Gorman argues that the trial court violated his constitutional right to confrontation by allowing one Spreigl incident to be established by a hearsay statement. But the Confrontation Clause is not violated by admission of evidence that falls within a "firmly-rooted" hearsay exception. See, e.g., State v. Salazar, 504 N.W.2d 774, 777 (Minn. 1993) (statements made for the purpose of medical diagnosis or treatment). The victim told police what happened immediately after she flagged down the squad car to report the assault. Thus, this statement was properly admitted as an excited utterance. See Minn. R.Evid. 803(2).

III. Upward Departure

Gorman argues that the trial court abused its discretion in sentencing him to a double durational departure. The trial court relied on the career offender statute and the fact that the felony murder was committed with particular cruelty to support the departure.

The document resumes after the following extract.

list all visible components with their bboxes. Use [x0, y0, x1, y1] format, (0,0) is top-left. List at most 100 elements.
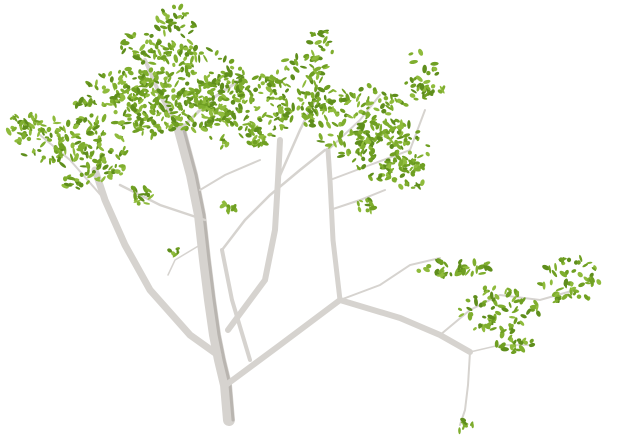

The trial court may depart up to the statutory maximum when sentencing on a felony offense that carries a presumptive executed sentence if

the judge finds and specifies on the record that the offender has more than four prior felony convictions and that the present offense is a felony that was committed as part of a pattern of criminal conduct.

Minn.Stat. § 609.152, subd. 3 (1992).

It is undisputed that Gorman has five prior felonies, and that his second degree felony murder conviction called for a presumptive executed sentence. Gorman argues, however, that his prior offenses do not establish a "pattern of criminal conduct."

Gorman has a 1984 conviction for receiving stolen property, a 1985 conviction for second degree burglary, and a 1986 conviction for third degree burglary. Although these convictions are not similar to the current offense, we conclude that the trial court did not abuse its discretion in departing upwards *235 under the career offender statute. The legislature broadened the career offender statute in 1992 by eliminating the requirement that the offender derive a "substantial portion" of his income from the pattern of criminal conduct. 1992 Minn.Laws ch. 571, art. 2, § 10. This court has held that if a defendant commits crimes on a regular basis, he may be sentenced under the "career offender" statute even though the offenses are not of a similar type. See State v. Flemino, 529 N.W.2d 501, 504 (Minn.App.1995).

Because we conclude that Gorman was properly sentenced under the career offender statute, we need not address the trial court's finding that the offense was committed with particular cruelty.


The trial court did not abuse its discretion in instructing the jury. The court did not clearly abuse its discretion in admitting Spreigl evidence. The upward durational departure in sentencing was not an abuse of discretion.



[*] Retired judge of the district court, serving by appointment pursuant to Minn. Const. art. VI, § 10.